Plaintiff also complains that the ALJ erred in characterizing his mental status examination by Dr. Roberts as normal because he was defiant and anxious. Jt. Stip. at 5:15-25. Even assuming arguendo the ALJ's characterization of the mental status examination was erroneous, such error was inconsequential and completely harmless since the clinical findings of the mental status examination by Dr. Roberts fully support the ALJ's conclusion that plaintiff is not disabled. See Tommasetti v. Astrue, ___ F.3d ___, 2008 WL 2762439, *2 (9th Cir. (Cal.)) ("The court will not reverse an ALJ's decision for harmless error, which exists when it is clear from the record that the ALJ's error was inconsequential to the ultimate nondisability determination." (citations and internal quotation marks omitted)); Burch v. Barnhart, 400 F.3d 676, 679 (9th Cir. 2005) ("A decision of the ALJ will not be reversed for errors that are harmless.").

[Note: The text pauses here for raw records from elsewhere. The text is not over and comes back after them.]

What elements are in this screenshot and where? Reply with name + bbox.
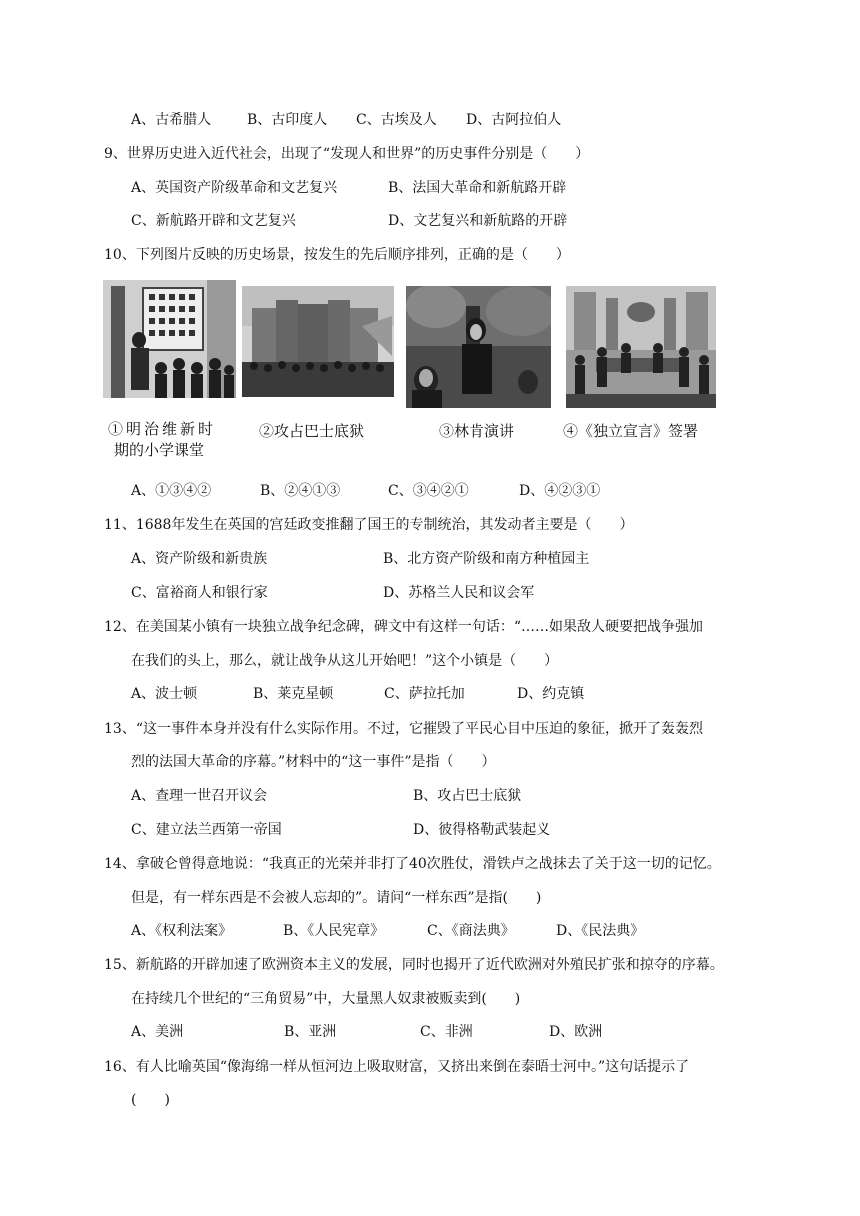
photo-declaration-signing bbox=[566, 286, 716, 408]
q13-stem-line2: 烈的法国大革命的序幕。”材料中的“这一事件”是指（ ） bbox=[131, 754, 496, 770]
q12-stem-line1: 12、在美国某小镇有一块独立战争纪念碑，碑文中有这样一句话：“……如果敌人硬要把战争强加 bbox=[104, 619, 703, 635]
q14-stem-line2: 但是，有一样东西是不会被人忘却的”。请问“一样东西”是指( ) bbox=[131, 890, 542, 906]
q9-option-b: B、法国大革命和新航路开辟 bbox=[388, 180, 567, 196]
q10-option-d: D、④②③① bbox=[519, 483, 601, 499]
q15-option-b: B、亚洲 bbox=[284, 1024, 337, 1040]
q10-option-c: C、③④②① bbox=[388, 483, 469, 499]
caption-1-line2: 期的小学课堂 bbox=[114, 441, 205, 459]
q8-option-a: A、古希腊人 bbox=[131, 112, 212, 128]
q15-option-d: D、欧洲 bbox=[549, 1024, 603, 1040]
q13-option-a: A、查理一世召开议会 bbox=[131, 788, 268, 804]
q13-stem-line1: 13、“这一事件本身并没有什么实际作用。不过，它摧毁了平民心目中压迫的象征，掀开了轰轰烈 bbox=[104, 721, 703, 737]
q10-option-b: B、②④①③ bbox=[260, 483, 341, 499]
q15-option-a: A、美洲 bbox=[131, 1024, 184, 1040]
q12-option-c: C、萨拉托加 bbox=[384, 686, 465, 702]
q14-option-c: C、《商法典》 bbox=[427, 923, 515, 939]
q11-stem: 11、1688年发生在英国的宫廷政变推翻了国王的专制统治，其发动者主要是（ ） bbox=[104, 517, 634, 533]
q12-option-b: B、莱克星顿 bbox=[253, 686, 334, 702]
q12-option-d: D、约克镇 bbox=[517, 686, 585, 702]
q12-option-a: A、波士顿 bbox=[131, 686, 198, 702]
q11-option-c: C、富裕商人和银行家 bbox=[131, 585, 268, 601]
q11-option-d: D、苏格兰人民和议会军 bbox=[383, 585, 535, 601]
q9-option-d: D、文艺复兴和新航路的开辟 bbox=[388, 213, 568, 229]
q11-option-b: B、北方资产阶级和南方种植园主 bbox=[383, 551, 590, 567]
photo-lincoln-speech bbox=[406, 286, 551, 408]
q9-stem: 9、世界历史进入近代社会，出现了“发现人和世界”的历史事件分别是（ ） bbox=[104, 146, 590, 162]
q16-stem-line2: ( ) bbox=[131, 1092, 170, 1108]
q14-option-b: B、《人民宪章》 bbox=[283, 923, 385, 939]
q14-option-d: D、《民法典》 bbox=[556, 923, 645, 939]
caption-3: ③林肯演讲 bbox=[439, 422, 515, 440]
q13-option-d: D、彼得格勒武装起义 bbox=[413, 822, 551, 838]
q8-option-c: C、古埃及人 bbox=[356, 112, 437, 128]
q15-option-c: C、非洲 bbox=[420, 1024, 473, 1040]
q13-option-b: B、攻占巴士底狱 bbox=[413, 788, 522, 804]
photo-storming-bastille bbox=[242, 286, 394, 397]
q10-option-a: A、①③④② bbox=[131, 483, 212, 499]
q10-stem: 10、下列图片反映的历史场景，按发生的先后顺序排列，正确的是（ ） bbox=[104, 247, 570, 263]
q15-stem-line1: 15、新航路的开辟加速了欧洲资本主义的发展，同时也揭开了近代欧洲对外殖民扩张和掠夺的序幕。 bbox=[104, 957, 724, 973]
q8-option-b: B、古印度人 bbox=[247, 112, 328, 128]
caption-4: ④《独立宣言》签署 bbox=[563, 422, 699, 440]
caption-2: ②攻占巴士底狱 bbox=[259, 422, 365, 440]
q14-option-a: A、《权利法案》 bbox=[131, 923, 233, 939]
q9-option-c: C、新航路开辟和文艺复兴 bbox=[131, 213, 296, 229]
q13-option-c: C、建立法兰西第一帝国 bbox=[131, 822, 282, 838]
q11-option-a: A、资产阶级和新贵族 bbox=[131, 551, 268, 567]
q9-option-a: A、英国资产阶级革命和文艺复兴 bbox=[131, 180, 338, 196]
caption-1-line1: ①明治维新时 bbox=[108, 420, 217, 438]
q8-option-d: D、古阿拉伯人 bbox=[466, 112, 562, 128]
q16-stem-line1: 16、有人比喻英国“像海绵一样从恒河边上吸取财富，又挤出来倒在泰晤士河中。”这句话提示了 bbox=[104, 1059, 690, 1075]
q14-stem-line1: 14、拿破仑曾得意地说：“我真正的光荣并非打了40次胜仗，滑铁卢之战抹去了关于这一切的记忆。 bbox=[104, 856, 721, 872]
q15-stem-line2: 在持续几个世纪的“三角贸易”中，大量黑人奴隶被贩卖到( ) bbox=[131, 991, 521, 1007]
q12-stem-line2: 在我们的头上，那么，就让战争从这儿开始吧！”这个小镇是（ ） bbox=[131, 653, 559, 669]
photo-meiji-classroom bbox=[103, 280, 236, 398]
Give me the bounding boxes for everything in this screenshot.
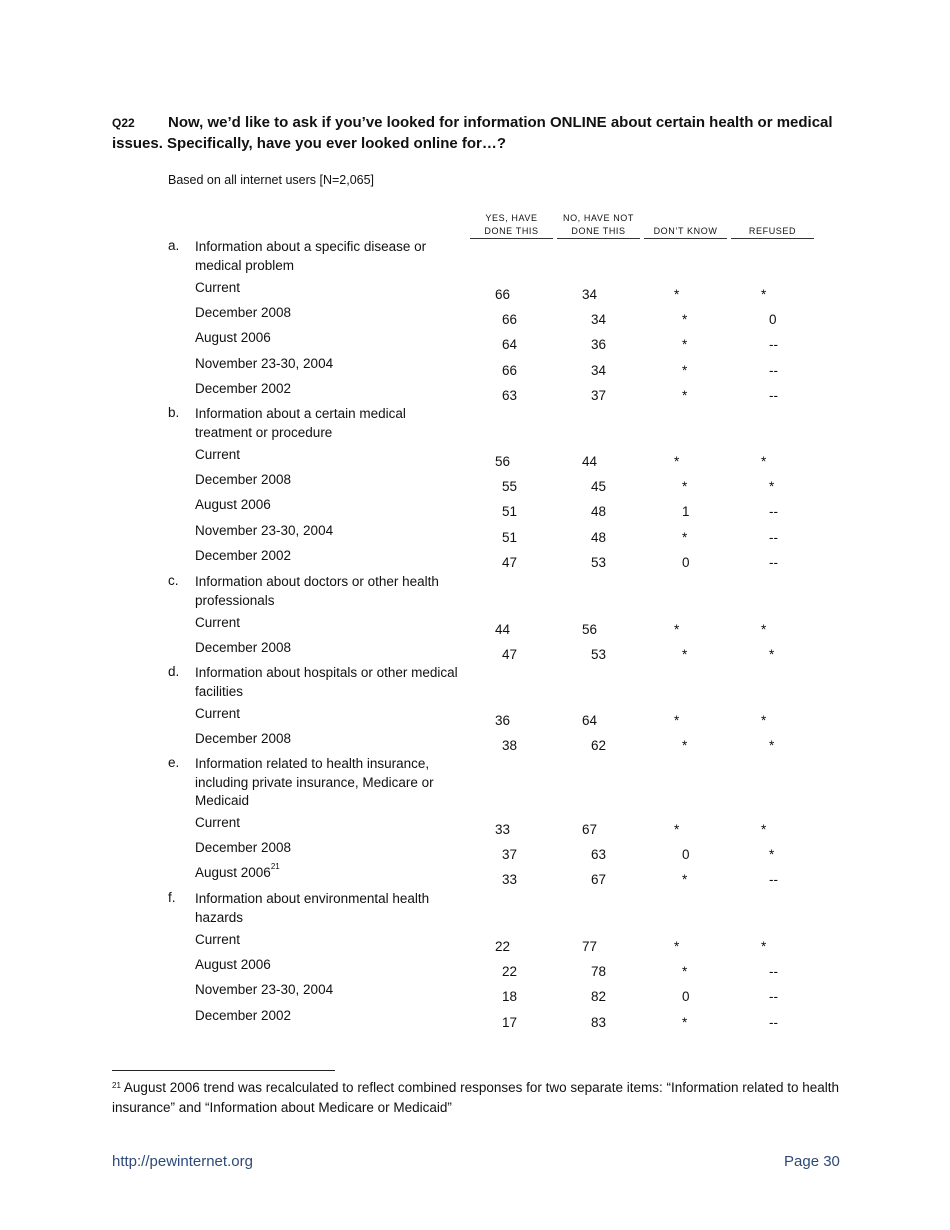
cell-yes: 47	[502, 554, 518, 570]
cell-no: 34	[591, 362, 607, 378]
cell-dk: 0	[682, 554, 690, 570]
cell-dk: *	[674, 287, 680, 302]
cell-ref: --	[769, 989, 778, 1005]
item-description: Information related to health insurance, including private insurance, Medicare or Medicaid	[195, 756, 434, 808]
row-label	[195, 305, 291, 320]
row-label	[195, 957, 271, 972]
row-label	[195, 815, 240, 830]
cell-no: 64	[582, 713, 598, 728]
cell-dk: *	[682, 529, 688, 545]
footnote	[112, 1078, 842, 1118]
cell-no: 63	[591, 847, 607, 863]
cell-yes: 55	[502, 479, 518, 495]
row-label-text: December 2008	[195, 472, 292, 488]
cell-yes: 22	[502, 964, 518, 980]
cell-ref: *	[761, 939, 767, 954]
row-label-text: August 2006	[195, 497, 271, 513]
row-label	[195, 472, 291, 487]
row-label-text: Current	[195, 932, 241, 947]
footnote-number: 21	[112, 1081, 121, 1090]
cell-ref: *	[761, 713, 767, 728]
cell-yes: 66	[502, 312, 518, 328]
row-label	[195, 706, 240, 721]
cell-dk: *	[682, 387, 688, 403]
item-letter: f.	[168, 890, 176, 905]
cell-ref: *	[761, 622, 767, 637]
row-label-text: August 2006	[195, 865, 271, 881]
row-label	[195, 447, 240, 462]
cell-ref: --	[769, 872, 778, 888]
cell-yes: 66	[502, 362, 518, 378]
row-label	[195, 280, 240, 295]
cell-yes: 36	[495, 713, 511, 728]
cell-yes: 47	[502, 647, 518, 663]
page-number: Page 30	[784, 1153, 840, 1170]
cell-no: 34	[591, 312, 607, 328]
cell-dk: *	[682, 964, 688, 980]
item-description: Information about hospitals or other medical facilities	[195, 665, 458, 699]
cell-dk: *	[682, 337, 688, 353]
row-label-text: November 23-30, 2004	[195, 355, 334, 371]
cell-dk: *	[682, 872, 688, 888]
cell-ref: *	[769, 738, 775, 754]
cell-no: 82	[591, 989, 607, 1005]
cell-dk: 0	[682, 847, 690, 863]
cell-yes: 37	[502, 847, 518, 863]
cell-yes: 38	[502, 738, 518, 754]
question-text-content: Now, we’d like to ask if you’ve looked for information ONLINE about certain health or medical issues. Specifically, have you ever looked online for…?	[112, 114, 833, 152]
site-url-link[interactable]: http://pewinternet.org	[112, 1153, 253, 1170]
cell-dk: *	[682, 1014, 688, 1030]
cell-ref: --	[769, 554, 778, 570]
row-label-text: Current	[195, 706, 241, 721]
row-label	[195, 840, 291, 855]
cell-yes: 33	[495, 822, 511, 837]
item-letter: d.	[168, 664, 180, 679]
item-description: Information about a certain medical treatment or procedure	[195, 406, 406, 440]
cell-ref: *	[761, 454, 767, 469]
cell-yes: 33	[502, 872, 518, 888]
cell-ref: *	[761, 287, 767, 302]
item-letter: b.	[168, 405, 180, 420]
column-header-refused: REFUSED	[731, 212, 814, 239]
cell-no: 67	[582, 822, 598, 837]
row-label	[195, 615, 240, 630]
cell-ref: *	[769, 847, 775, 863]
footnote-ref: 21	[270, 862, 280, 872]
cell-ref: --	[769, 362, 778, 378]
row-label-text: August 2006	[195, 330, 271, 346]
cell-no: 78	[591, 964, 607, 980]
row-label	[195, 862, 280, 881]
row-label-text: Current	[195, 815, 241, 830]
cell-yes: 56	[495, 454, 511, 469]
row-label-text: November 23-30, 2004	[195, 982, 334, 998]
cell-ref: --	[769, 504, 778, 520]
cell-ref: --	[769, 529, 778, 545]
cell-dk: *	[682, 738, 688, 754]
cell-ref: --	[769, 1014, 778, 1030]
row-label-text: December 2002	[195, 1007, 292, 1023]
cell-no: 62	[591, 738, 607, 754]
question-text	[112, 112, 842, 154]
cell-ref: *	[769, 479, 775, 495]
row-label	[195, 497, 271, 512]
row-label-text: December 2008	[195, 731, 292, 747]
row-label-text: November 23-30, 2004	[195, 522, 334, 538]
cell-no: 67	[591, 872, 607, 888]
cell-dk: *	[674, 454, 680, 469]
item-description: Information about environmental health hazards	[195, 891, 430, 925]
row-label-text: December 2002	[195, 547, 292, 563]
cell-yes: 64	[502, 337, 518, 353]
cell-no: 56	[582, 622, 598, 637]
question-number: Q22	[112, 116, 135, 130]
base-note: Based on all internet users [N=2,065]	[168, 173, 375, 187]
footnote-rule	[112, 1070, 335, 1071]
cell-no: 53	[591, 554, 607, 570]
row-label	[195, 932, 240, 947]
cell-dk: *	[682, 479, 688, 495]
cell-no: 53	[591, 647, 607, 663]
cell-no: 77	[582, 939, 598, 954]
cell-yes: 51	[502, 504, 518, 520]
cell-ref: 0	[769, 312, 777, 328]
row-label	[195, 356, 333, 371]
row-label-text: December 2008	[195, 840, 292, 856]
row-label-text: December 2008	[195, 640, 292, 656]
cell-no: 83	[591, 1014, 607, 1030]
row-label	[195, 381, 291, 396]
cell-dk: *	[674, 713, 680, 728]
row-label	[195, 731, 291, 746]
cell-dk: 0	[682, 989, 690, 1005]
cell-dk: *	[682, 647, 688, 663]
cell-dk: *	[682, 312, 688, 328]
row-label	[195, 330, 271, 345]
cell-dk: *	[674, 939, 680, 954]
cell-dk: *	[674, 822, 680, 837]
cell-yes: 17	[502, 1014, 518, 1030]
cell-dk: *	[682, 362, 688, 378]
cell-ref: --	[769, 387, 778, 403]
row-label-text: August 2006	[195, 957, 271, 973]
cell-dk: *	[674, 622, 680, 637]
cell-yes: 51	[502, 529, 518, 545]
item-letter: a.	[168, 238, 180, 253]
cell-ref: *	[761, 822, 767, 837]
row-label-text: Current	[195, 447, 241, 462]
cell-no: 48	[591, 504, 607, 520]
footnote-text: August 2006 trend was recalculated to reflect combined responses for two separate items: “Information related to health insurance” and “Information about Medicare or Medicaid”	[112, 1080, 840, 1115]
cell-yes: 22	[495, 939, 511, 954]
row-label-text: Current	[195, 615, 241, 630]
row-label	[195, 548, 291, 563]
column-header-no: NO, HAVE NOT DONE THIS	[557, 212, 640, 239]
column-header-yes: YES, HAVE DONE THIS	[470, 212, 553, 239]
row-label-text: December 2002	[195, 380, 292, 396]
cell-yes: 63	[502, 387, 518, 403]
cell-no: 48	[591, 529, 607, 545]
item-letter: e.	[168, 755, 180, 770]
item-description: Information about a specific disease or medical problem	[195, 239, 427, 273]
column-header-dont-know: DON’T KNOW	[644, 212, 727, 239]
row-label-text: December 2008	[195, 305, 292, 321]
row-label-text: Current	[195, 280, 241, 295]
cell-no: 44	[582, 454, 598, 469]
row-label	[195, 640, 291, 655]
cell-no: 36	[591, 337, 607, 353]
cell-dk: 1	[682, 504, 690, 520]
row-label	[195, 982, 333, 997]
cell-no: 34	[582, 287, 598, 302]
cell-ref: *	[769, 647, 775, 663]
cell-yes: 66	[495, 287, 511, 302]
cell-no: 37	[591, 387, 607, 403]
item-letter: c.	[168, 573, 179, 588]
item-description: Information about doctors or other health professionals	[195, 574, 439, 608]
cell-ref: --	[769, 337, 778, 353]
row-label	[195, 523, 333, 538]
cell-yes: 44	[495, 622, 511, 637]
cell-no: 45	[591, 479, 607, 495]
cell-yes: 18	[502, 989, 518, 1005]
cell-ref: --	[769, 964, 778, 980]
row-label	[195, 1008, 291, 1023]
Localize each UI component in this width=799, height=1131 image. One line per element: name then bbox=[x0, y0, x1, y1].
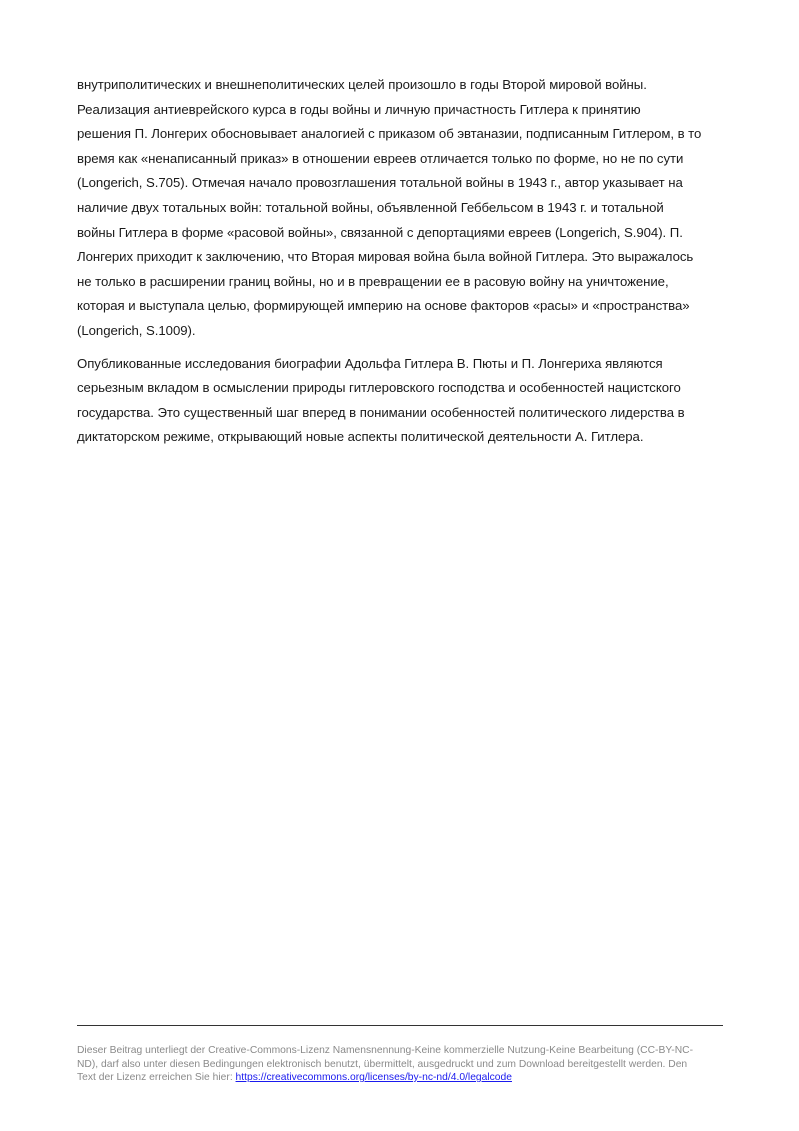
text-line: государства. Это существенный шаг вперед в понимании особенностей политического лидерства в bbox=[77, 404, 685, 420]
text-line: Реализация антиеврейского курса в годы войны и личную причастность Гитлера к принятию bbox=[77, 101, 641, 117]
paragraph-1 bbox=[77, 73, 723, 344]
text-line: время как «ненаписанный приказ» в отношении евреев отличается только по форме, но не по сути bbox=[77, 150, 684, 166]
license-footer bbox=[77, 1044, 723, 1085]
text-line: которая и выступала целью, формирующей империю на основе факторов «расы» и «пространства» bbox=[77, 298, 690, 314]
license-prefix: Text der Lizenz erreichen Sie hier: bbox=[77, 1072, 236, 1083]
text-line: не только в расширении границ войны, но и в превращении ее в расовую войну на уничтожение, bbox=[77, 273, 669, 289]
text-line: Опубликованные исследования биографии Адольфа Гитлера В. Пюты и П. Лонгериха являются bbox=[77, 355, 663, 371]
text-line: наличие двух тотальных войн: тотальной войны, объявленной Геббельсом в 1943 г. и тотальной bbox=[77, 199, 664, 215]
footer-divider bbox=[77, 1025, 723, 1026]
license-text-line: Dieser Beitrag unterliegt der Creative-Commons-Lizenz Namensnennung-Keine kommerzielle Nutzung-Keine Bearbeitung (CC-BY-NC- bbox=[77, 1045, 693, 1056]
text-line: войны Гитлера в форме «расовой войны», связанной с депортациями евреев (Longerich, S.904). П. bbox=[77, 224, 683, 240]
text-line: диктаторском режиме, открывающий новые аспекты политической деятельности А. Гитлера. bbox=[77, 429, 644, 445]
text-line: серьезным вкладом в осмыслении природы гитлеровского господства и особенностей нацистского bbox=[77, 380, 681, 396]
text-line: внутриполитических и внешнеполитических целей произошло в годы Второй мировой войны. bbox=[77, 77, 647, 92]
text-line: Лонгерих приходит к заключению, что Вторая мировая война была войной Гитлера. Это выражалось bbox=[77, 249, 694, 265]
text-line: (Longerich, S.1009). bbox=[77, 322, 196, 338]
license-text-line: ND), darf also unter diesen Bedingungen elektronisch benutzt, übermittelt, ausgedruckt und zum Download bereitgestellt werden. Den bbox=[77, 1058, 688, 1070]
license-link[interactable]: https://creativecommons.org/licenses/by-nc-nd/4.0/legalcode bbox=[235, 1072, 512, 1083]
text-line: решения П. Лонгерих обосновывает аналогией с приказом об эвтаназии, подписанным Гитлером, в то bbox=[77, 126, 702, 142]
license-text-line bbox=[77, 1071, 723, 1085]
text-line: (Longerich, S.705). Отмечая начало провозглашения тотальной войны в 1943 г., автор указывает на bbox=[77, 175, 683, 191]
paragraph-2 bbox=[77, 352, 723, 450]
article-body bbox=[77, 73, 723, 458]
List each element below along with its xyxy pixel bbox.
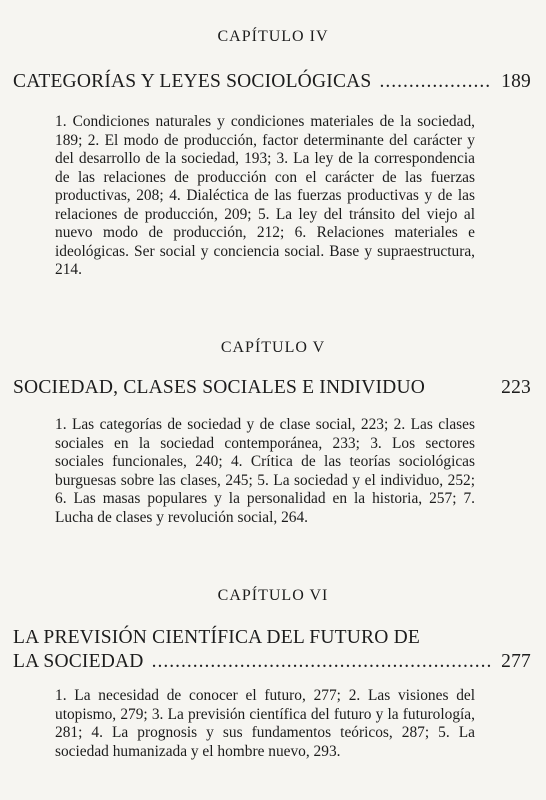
chapter-6-contents: 1. La necesidad de conocer el futuro, 277; 2. Las visiones del utopismo, 279; 3. La previsión científica del futuro y la futurología, 281; 4. La prognosis y sus fundamentos teóricos, 287; 5. La sociedad humanizada y el hombre nuevo, 293. (55, 687, 475, 760)
chapter-5-label: CAPÍTULO V (220, 339, 326, 356)
chapter-5-title: SOCIEDAD, CLASES SOCIALES E INDIVIDUO (13, 377, 426, 398)
chapter-6-title-line2: LA SOCIEDAD (13, 651, 144, 672)
chapter-4-contents: 1. Condiciones naturales y condiciones materiales de la sociedad, 189; 2. El modo de producción, factor determinante del carácter y del desarrollo de la sociedad, 193; 3. La ley de la correspondencia de las relaciones de producción con el carácter de las fuerzas productivas, 208; 4. Dialéctica de las fuerzas productivas y de las relaciones de producción, 209; 5. La ley del tránsito del viejo al nuevo modo de producción, 212; 6. Relaciones materiales e ideológicas. Ser social y conciencia social. Base y supraestructura, 214. (55, 113, 475, 278)
chapter-5-page-number: 223 (501, 377, 531, 398)
leader-dots (371, 70, 491, 94)
chapter-4-title: CATEGORÍAS Y LEYES SOCIOLÓGICAS (13, 71, 372, 92)
chapter-5-contents: 1. Las categorías de sociedad y de clase social, 223; 2. Las clases sociales en la sociedad contemporánea, 233; 3. Los sectores sociales funcionales, 240; 4. Crítica de las teorías sociológicas burguesas sobre las clases, 245; 5. La sociedad y el individuo, 252; 6. Las masas populares y la personalidad en la historia, 257; 7. Lucha de clases y revolución social, 264. (55, 416, 475, 526)
chapter-4-label: CAPÍTULO IV (217, 28, 329, 45)
chapter-6-title-line1: LA PREVISIÓN CIENTÍFICA DEL FUTURO DE (13, 627, 420, 648)
chapter-4-title-entry[interactable] (13, 70, 531, 94)
chapter-6-page-number: 277 (501, 651, 531, 672)
chapter-4-page-number: 189 (501, 71, 531, 92)
chapter-5-title-entry[interactable] (13, 376, 531, 400)
chapter-6-label: CAPÍTULO VI (217, 587, 329, 604)
leader-dots (144, 650, 492, 674)
chapter-6-title-entry[interactable] (13, 626, 531, 674)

The plaintiff also complains the ALJ erred in assessing Dr. Roberts's opinion because he did not specifically discuss Dr. Roberts's determination that he had a GAF of 46 when initially seen. Jt. Stip. at 4:26-6:4. While a GAF score may help the ALJ assess a claimant's level of impairment, it is not essential to a decision's accuracy, and the ALJ's failure to rely on the GAF does not constitute an improper application of the law where, as here, the ALJ specifically discussed all the medical evidence in the record, including the opinions of Drs. Richardson and Roberts, and properly relied on that evidence in determining plaintiff is not disabled. Howard v. Comm'r of Soc. Sec., 276 F.3d 235, 241 (6th Cir. 2002); see also Lewis v. Barnhart, 460 F. Supp. 2d 771, 785 (S.D. Tex. 2006) (ALJ did not err in failing to discuss consulting examiner's GAF score since "the ALJ fully discussed and analyzed [the] consultative examination, along with all of the evidence of record.").
ORDER
IT IS ORDERED that: (1) plaintiff's request for relief is denied; and (2) the Commissioner's decision is affirmed, and Judgment shall be entered in favor of defendant.